El profesor Cadet sostiene que el hecho de que los asistentes llevaran colgada la esclavina de la graduación se debió a una “confusión”. Si por pura candidez le otorgamos el beneficio de la duda, entonces tal detalle revela, a gran escala, la desorganización del programa que dirige. ¿Cómo es posible que en una ceremonia de ese rigor se le entregara esclavina a todo el que llegara? ¿Acaso no llevaban un registro de graduados? ¿Era aquello un motín o una ceremonia protocolar? Peor aún, dice el locuaz Cadet que los invitados ocuparon el área reservada a los graduandos: ¿Y dónde estaba el personal del orden? ¿Quiénes eran los invitados y quiénes los graduandos? El propio discurso de Roberto Salcedo desmiente a Cadet cuando saluda el esfuerzo de los presentes, asumiendo que todos los que portaban esclavinas eran graduandos. Cadet, persuadido de que no haber convencido ni a su madre, se la ha pasado “tuitiando”, y entre más habla más se hunde, cosiendo con parches su maltrecho andrajo de falsedades.
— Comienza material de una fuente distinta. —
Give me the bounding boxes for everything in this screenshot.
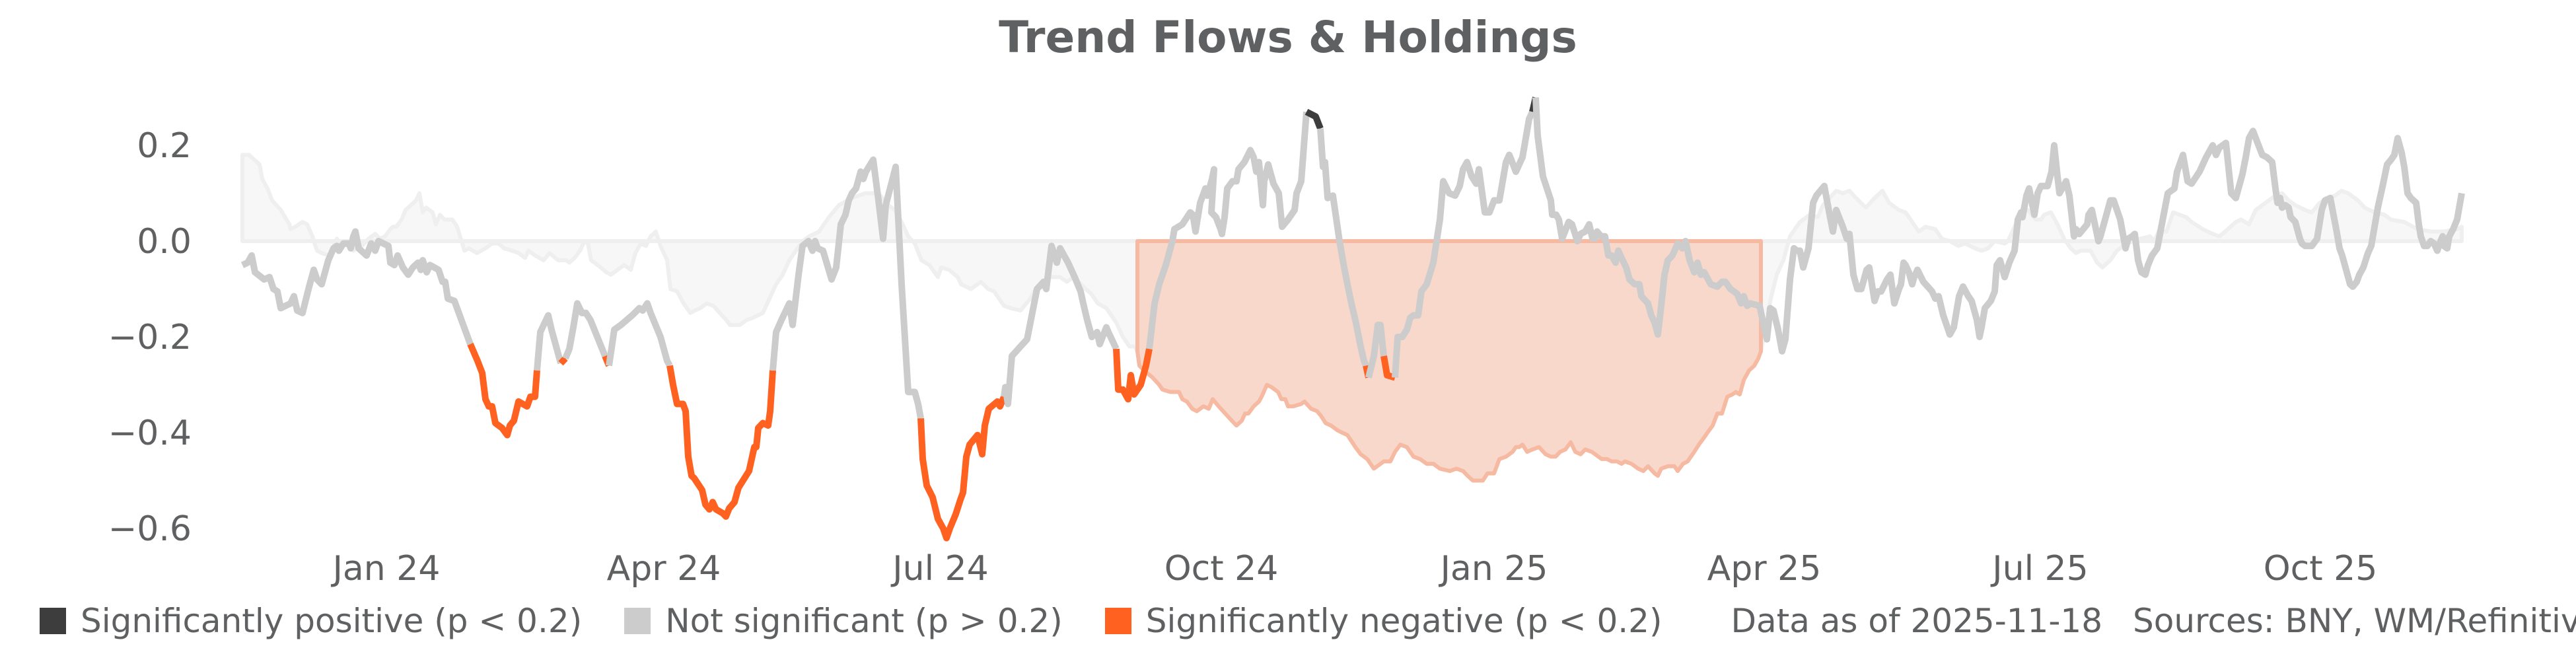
legend-swatch-neutral-icon xyxy=(624,608,651,634)
legend-item-neutral: Not significant (p > 0.2) xyxy=(624,602,1063,640)
x-tick-label: Apr 24 xyxy=(607,549,721,589)
chart-title: Trend Flows & Holdings xyxy=(999,12,1577,63)
y-tick-label: −0.6 xyxy=(108,509,192,549)
legend-label-neutral: Not significant (p > 0.2) xyxy=(665,602,1063,640)
legend-swatch-negative-icon xyxy=(1104,608,1131,634)
x-tick-label: Jul 25 xyxy=(1990,549,2088,589)
x-tick-label: Apr 25 xyxy=(1707,549,1822,589)
trend-flow-line xyxy=(240,96,2465,542)
x-tick-label: Jul 24 xyxy=(890,549,988,589)
negative-holdings-zone xyxy=(1135,239,1763,483)
x-tick-label: Jan 24 xyxy=(331,549,441,589)
data-as-of-note: Data as of 2025-11-18 xyxy=(1731,602,2103,640)
legend-item-positive: Significantly positive (p < 0.2) xyxy=(40,602,582,640)
y-tick-label: 0.2 xyxy=(137,126,192,166)
chart-plot-area: 0.2 0.0 −0.2 −0.4 −0.6 Jan 24 Apr 24 Jul 24 Oct… xyxy=(108,96,2465,589)
legend: Significantly positive (p < 0.2) Not sig… xyxy=(40,601,2576,641)
legend-label-positive: Significantly positive (p < 0.2) xyxy=(81,602,583,640)
x-tick-label: Jan 25 xyxy=(1439,549,1548,589)
y-tick-label: −0.4 xyxy=(108,414,192,453)
y-tick-label: −0.2 xyxy=(108,318,192,357)
legend-label-negative: Significantly negative (p < 0.2) xyxy=(1145,602,1663,640)
y-tick-label: 0.0 xyxy=(137,222,192,262)
legend-item-negative: Significantly negative (p < 0.2) xyxy=(1104,602,1663,640)
y-axis: 0.2 0.0 −0.2 −0.4 −0.6 xyxy=(108,126,192,549)
legend-swatch-positive-icon xyxy=(40,608,66,634)
x-axis: Jan 24 Apr 24 Jul 24 Oct 24 Jan 25 Apr 25 Jul … xyxy=(331,549,2378,589)
x-tick-label: Oct 24 xyxy=(1164,549,1279,589)
x-tick-label: Oct 25 xyxy=(2264,549,2378,589)
holdings-background-area xyxy=(240,153,2464,353)
sources-note: Sources: BNY, WM/Refinitiv xyxy=(2133,602,2576,640)
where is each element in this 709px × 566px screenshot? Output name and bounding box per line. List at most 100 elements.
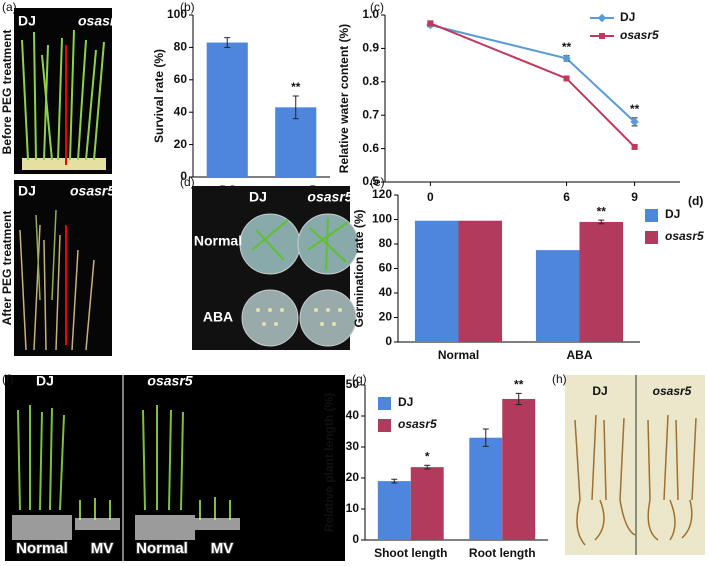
photo-h: DJ osasr5 — [565, 375, 705, 555]
y-tick-label: 1.0 — [362, 7, 379, 21]
column-label: osasr5 — [307, 189, 352, 205]
photo-label: osasr5 — [653, 384, 692, 398]
y-axis-title: Relative plant length (%) — [322, 393, 336, 532]
y-tick-label: 10 — [346, 501, 360, 515]
bar — [414, 220, 459, 342]
panel-label: (a) — [2, 0, 17, 14]
condition-label: Normal — [136, 540, 188, 557]
bar — [206, 42, 248, 177]
y-tick-label: 0.8 — [362, 74, 379, 88]
bar — [458, 220, 503, 342]
point — [631, 143, 638, 150]
panel-label: (h) — [552, 372, 567, 386]
y-tick-label: 120 — [372, 187, 392, 201]
legend-label: DJ — [620, 10, 635, 24]
legend-label: DJ — [665, 207, 680, 221]
x-tick-label: ABA — [567, 348, 593, 362]
legend-swatch — [378, 419, 391, 432]
x-tick-label: 9 — [631, 190, 638, 204]
x-tick-label: Shoot length — [374, 546, 447, 560]
panel-label: (e) — [370, 175, 385, 189]
condition-label: MV — [91, 540, 114, 557]
column-label: DJ — [249, 189, 267, 205]
y-tick-label: 20 — [379, 310, 393, 324]
row-label: Normal — [194, 233, 242, 249]
photo-f: DJ osasr5 Normal MV Normal MV — [5, 373, 345, 561]
y-tick-label: 0.7 — [362, 107, 379, 121]
y-tick-label: 0.9 — [362, 41, 379, 55]
y-tick-label: 20 — [346, 470, 360, 484]
legend-swatch — [378, 397, 391, 410]
y-tick-label: 80 — [174, 40, 188, 54]
y-tick-label: 20 — [174, 137, 188, 151]
x-tick-label: Root length — [469, 546, 536, 560]
y-axis-title: Relative water content (%) — [337, 24, 351, 173]
photo-a-after: DJ osasr5 After PEG treatment — [0, 180, 115, 356]
x-tick-label: osasr5 — [276, 183, 315, 197]
y-tick-label: 40 — [346, 408, 360, 422]
x-tick-label: 0 — [427, 190, 434, 204]
photo-label: osasr5 — [70, 183, 115, 199]
y-tick-label: 100 — [372, 212, 392, 226]
bar — [535, 250, 580, 342]
annotation: ** — [291, 80, 301, 94]
y-tick-label: 30 — [346, 439, 360, 453]
x-tick-label: 6 — [563, 190, 570, 204]
condition-label: MV — [211, 540, 234, 557]
y-tick-label: 40 — [379, 285, 393, 299]
legend-label: osasr5 — [398, 417, 437, 431]
photo-caption: After PEG treatment — [0, 211, 14, 326]
y-tick-label: 40 — [174, 104, 188, 118]
annotation: ** — [630, 102, 640, 116]
line — [430, 24, 636, 123]
y-tick-label: 0 — [180, 169, 187, 183]
group-label: DJ — [36, 373, 54, 389]
x-axis-title: (d) — [688, 194, 703, 208]
line — [430, 22, 636, 148]
legend-label: osasr5 — [665, 229, 704, 243]
bar — [410, 467, 444, 540]
group-label: osasr5 — [147, 373, 192, 389]
legend-marker — [599, 33, 605, 39]
y-tick-label: 60 — [379, 261, 393, 275]
photo-label: DJ — [18, 183, 36, 199]
y-tick-label: 0 — [352, 532, 359, 546]
panel-label: (d) — [180, 175, 195, 189]
point — [563, 75, 570, 82]
point — [427, 20, 434, 27]
bar — [502, 398, 536, 540]
panel-label: (b) — [180, 0, 195, 14]
photo-caption: Before PEG treatment — [0, 30, 14, 155]
y-tick-label: 60 — [174, 72, 188, 86]
y-tick-label: 0.5 — [362, 174, 379, 188]
y-tick-label: 0 — [385, 334, 392, 348]
bar — [469, 437, 503, 540]
y-axis-title: Survival rate (%) — [152, 49, 166, 143]
panel-label: (g) — [352, 372, 367, 386]
panel-label: (c) — [370, 0, 384, 14]
y-tick-label: 100 — [167, 7, 187, 21]
bar — [579, 221, 624, 342]
photo-a-before: DJ osasr5 Before PEG treatment — [0, 8, 123, 174]
x-tick-label: DJ — [220, 183, 235, 197]
legend-marker — [597, 13, 607, 23]
photo-label: DJ — [592, 384, 607, 398]
row-label: ABA — [203, 309, 233, 325]
annotation: ** — [597, 204, 607, 218]
y-tick-label: 50 — [346, 377, 360, 391]
annotation: ** — [514, 378, 524, 392]
photo-d: DJ osasr5 Normal ABA — [192, 186, 359, 350]
annotation: * — [425, 449, 430, 463]
x-tick-label: Normal — [438, 348, 479, 362]
legend-swatch — [645, 209, 658, 222]
bar — [377, 481, 411, 540]
y-tick-label: 80 — [379, 236, 393, 250]
legend-label: DJ — [398, 395, 413, 409]
legend-swatch — [645, 231, 658, 244]
y-axis-title: Germination rate (%) — [352, 209, 366, 327]
photo-label: DJ — [18, 13, 36, 29]
condition-label: Normal — [16, 540, 68, 557]
y-tick-label: 0.6 — [362, 141, 379, 155]
panel-label: (f) — [2, 372, 13, 386]
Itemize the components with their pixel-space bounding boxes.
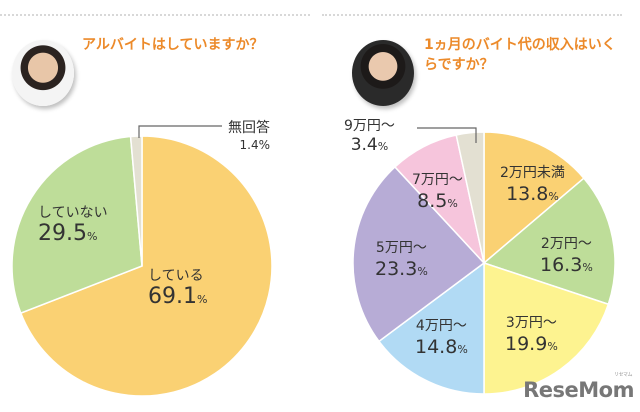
divider-left <box>0 14 310 16</box>
label-yes: している 69.1% <box>148 268 208 309</box>
label-no: していない 29.5% <box>38 205 108 246</box>
avatar-right <box>352 40 414 106</box>
pie-income <box>352 131 616 395</box>
pie-slice <box>455 131 485 264</box>
label-3man: 3万円～ 19.9% <box>505 315 558 355</box>
question-left: アルバイトはしていますか？ <box>82 37 264 53</box>
question-right-line1: 1ヵ月のバイト代の収入はいく <box>424 37 616 53</box>
pie-slice <box>352 165 486 343</box>
label-4man: 4万円～ 14.8% <box>415 318 468 358</box>
label-7man: 7万円～ 8.5% <box>412 172 463 212</box>
question-right: 1ヵ月のバイト代の収入はいく らですか？ <box>424 35 616 75</box>
pie-slice <box>11 135 143 315</box>
label-9man: 9万円～ 3.4% <box>344 118 395 155</box>
pie-part-time <box>11 135 273 397</box>
pie-slice <box>19 135 273 397</box>
avatar-left <box>12 40 74 106</box>
label-5man: 5万円～ 23.3% <box>375 240 428 280</box>
pie-slice <box>129 135 143 267</box>
leader-line-na <box>138 125 222 138</box>
label-under-2man: 2万円未満 13.8% <box>500 165 565 205</box>
pie-slice <box>482 177 616 306</box>
pie-slice <box>377 261 485 395</box>
label-2man: 2万円～ 16.3% <box>540 236 593 276</box>
pie-slice <box>483 131 585 265</box>
pie-slice <box>483 261 610 395</box>
divider-right <box>322 14 622 16</box>
label-na: 無回答 1.4% <box>228 120 270 152</box>
resemom-logo: ReseMom リセマム <box>523 372 634 402</box>
leader-line-9man <box>417 127 477 143</box>
question-right-line2: らですか？ <box>424 57 494 73</box>
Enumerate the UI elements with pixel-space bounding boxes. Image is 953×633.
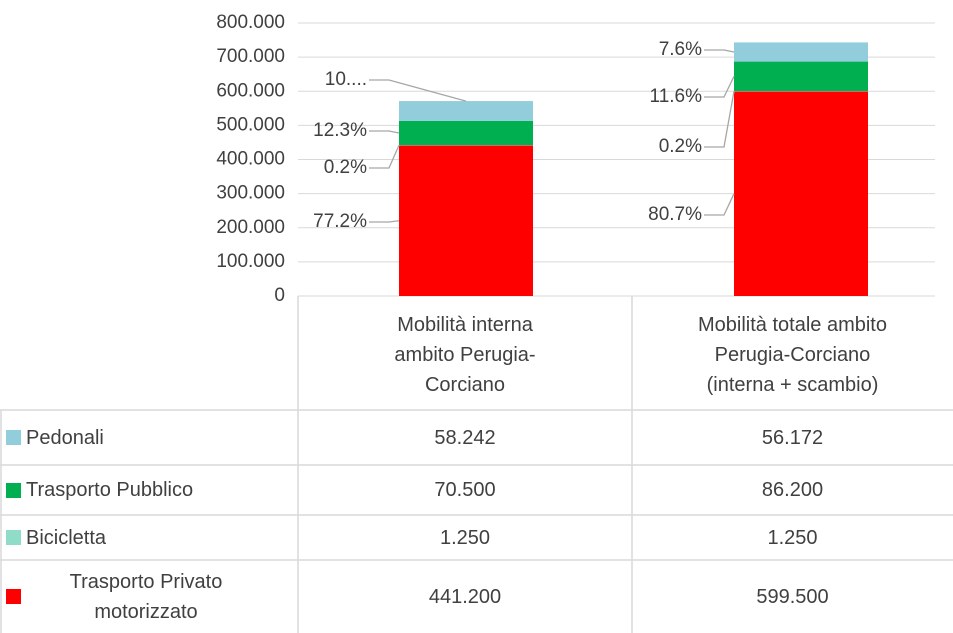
bar-segment [734,61,868,91]
category-label: Mobilità totale ambito Perugia-Corciano (i… [632,300,953,410]
category-line: Mobilità interna [397,314,533,336]
data-label: 10.... [325,69,367,90]
table-value: 1.250 [767,526,818,549]
bar-segment [399,120,533,146]
table-value: 441.200 [428,585,502,608]
legend-swatch [6,589,21,604]
leader-line [704,49,735,53]
legend-entry: Bicicletta [6,515,294,560]
legend-entry: Pedonali [6,410,294,465]
legend-label: Bicicletta [26,526,107,549]
legend-label: Trasporto Privato motorizzato [69,570,223,623]
bar-segment [399,145,533,296]
y-tick-label: 600.000 [216,80,285,101]
table-value: 70.500 [434,479,496,501]
table-value: 86.200 [761,479,824,501]
data-label: 0.2% [324,157,367,178]
leader-line [369,79,467,102]
category-line: (interna + scambio) [706,374,879,396]
data-label: 77.2% [313,211,367,232]
legend-entry: Trasporto Pubblico [6,465,294,515]
y-tick-label: 800.000 [216,12,285,33]
leader-line [369,130,400,134]
y-tick-label: 400.000 [216,149,285,170]
data-label: 80.7% [648,204,702,225]
bar-segment [734,91,868,296]
y-tick-label: 100.000 [216,251,285,272]
leader-line [369,220,400,223]
leader-line [704,91,735,148]
category-line: Perugia-Corciano [714,344,871,366]
y-tick-label: 700.000 [216,46,285,67]
table-value: 599.500 [756,585,829,608]
leader-line [369,144,400,169]
legend-swatch [6,430,21,445]
category-line: Mobilità totale ambito [698,314,887,336]
leader-line [704,193,735,216]
legend-entry: Trasporto Privato motorizzato [6,560,294,633]
data-label: 11.6% [650,86,703,107]
category-line: ambito Perugia- [394,344,536,366]
table-value: 1.250 [439,526,491,549]
category-label: Mobilità interna ambito Perugia- Corciano [298,300,632,410]
data-label: 7.6% [659,39,702,60]
y-tick-label: 0 [274,285,285,306]
y-tick-label: 200.000 [216,217,285,238]
y-tick-label: 500.000 [216,114,285,135]
data-label: 0.2% [659,136,702,157]
category-line: Corciano [424,374,506,396]
bar-segment [399,101,533,121]
data-label: 12.3% [313,120,367,141]
legend-label: Trasporto Pubblico [26,479,194,501]
table-value: 58.242 [434,426,496,449]
legend-swatch [6,530,21,545]
table-value: 56.172 [761,426,824,449]
bar-segment [734,42,868,62]
legend-swatch [6,482,21,498]
leader-line [704,76,735,98]
y-tick-label: 300.000 [216,183,285,204]
legend-label: Pedonali [26,426,104,449]
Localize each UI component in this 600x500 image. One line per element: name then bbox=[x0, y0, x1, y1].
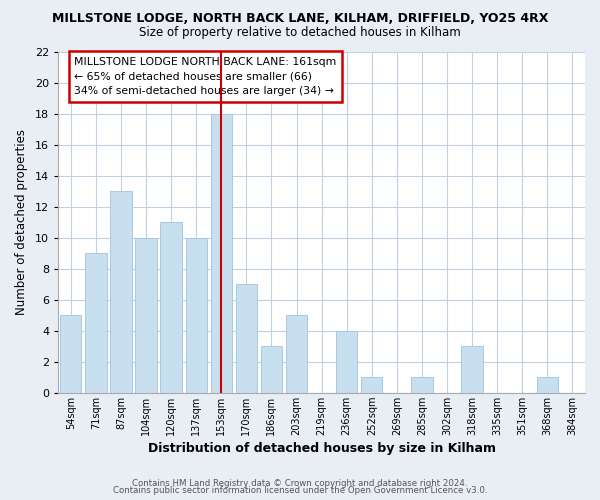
Bar bbox=[85, 253, 107, 393]
Text: MILLSTONE LODGE NORTH BACK LANE: 161sqm
← 65% of detached houses are smaller (66: MILLSTONE LODGE NORTH BACK LANE: 161sqm … bbox=[74, 56, 336, 96]
Bar bbox=[336, 330, 358, 393]
Bar bbox=[60, 315, 82, 393]
Bar bbox=[211, 114, 232, 393]
Text: MILLSTONE LODGE, NORTH BACK LANE, KILHAM, DRIFFIELD, YO25 4RX: MILLSTONE LODGE, NORTH BACK LANE, KILHAM… bbox=[52, 12, 548, 26]
Bar bbox=[261, 346, 282, 393]
Bar bbox=[236, 284, 257, 393]
Bar bbox=[160, 222, 182, 393]
Bar bbox=[185, 238, 207, 393]
X-axis label: Distribution of detached houses by size in Kilham: Distribution of detached houses by size … bbox=[148, 442, 496, 455]
Text: Size of property relative to detached houses in Kilham: Size of property relative to detached ho… bbox=[139, 26, 461, 39]
Bar bbox=[411, 378, 433, 393]
Bar bbox=[110, 191, 131, 393]
Bar bbox=[537, 378, 558, 393]
Bar bbox=[361, 378, 382, 393]
Y-axis label: Number of detached properties: Number of detached properties bbox=[15, 129, 28, 315]
Text: Contains HM Land Registry data © Crown copyright and database right 2024.: Contains HM Land Registry data © Crown c… bbox=[132, 478, 468, 488]
Bar bbox=[286, 315, 307, 393]
Bar bbox=[461, 346, 483, 393]
Text: Contains public sector information licensed under the Open Government Licence v3: Contains public sector information licen… bbox=[113, 486, 487, 495]
Bar bbox=[136, 238, 157, 393]
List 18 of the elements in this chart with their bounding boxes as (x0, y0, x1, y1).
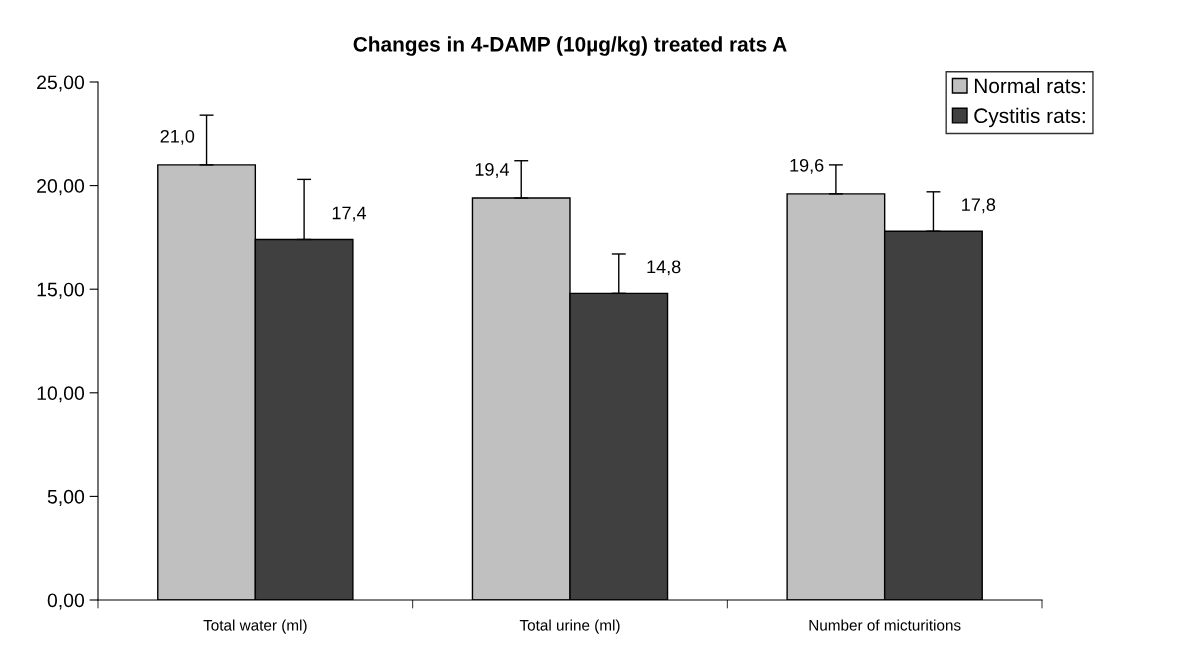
x-tick-label: Total urine (ml) (519, 619, 620, 634)
data-label: 21,0 (160, 129, 195, 145)
x-tick-label: Number of micturitions (809, 619, 961, 631)
chart-title: Changes in 4-DAMP (10µg/kg) treated rats A (353, 36, 787, 56)
y-tick-label: 20,00 (37, 179, 85, 196)
data-label: 19,4 (475, 163, 509, 178)
data-label: 19,6 (790, 158, 824, 174)
data-label: 17,4 (332, 206, 367, 222)
data-label: 14,8 (647, 260, 681, 276)
legend-label: Cystitis rats: (974, 107, 1085, 128)
y-tick-label: 0,00 (47, 593, 85, 610)
legend-label: Normal rats: (974, 77, 1085, 94)
y-tick-label: 10,00 (37, 386, 85, 403)
y-tick-label: 15,00 (37, 282, 85, 299)
data-label: 17,8 (962, 198, 996, 214)
y-tick-label: 25,00 (37, 75, 85, 92)
y-tick-label: 5,00 (47, 489, 85, 506)
x-tick-label: Total water (ml) (203, 619, 307, 634)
Ese cuadro no es aislado; constituye apenas una expresión de la impronta del gobierno. Danilo Medina retoza graciosamente con los números creyendo que el colectivo de sus gobernados comparte su delirio populista. Da cifras contradictorias sin reparos en temas tan sensitivos como el empleo, el gasto, la educación y la pobreza. Ha vendido una revolución de quimeras; construye y deshace sofismas; promete una cosa y hace otra. Cree que todos los dominicanos podemos ser arreados como rumiantes como si viviéramos de los subvenciones que sustenta su obsesiva popularidad. Este gobierno no hace nada sin un fin efectista.
Esta afrenta no ruboriza a nadie. En democracias civilizadas la renuncia de Cadet fuera historia. Pena que esto pronto será página pasada en una sociedad donde el decoro espera también su pergamino de alfabetización.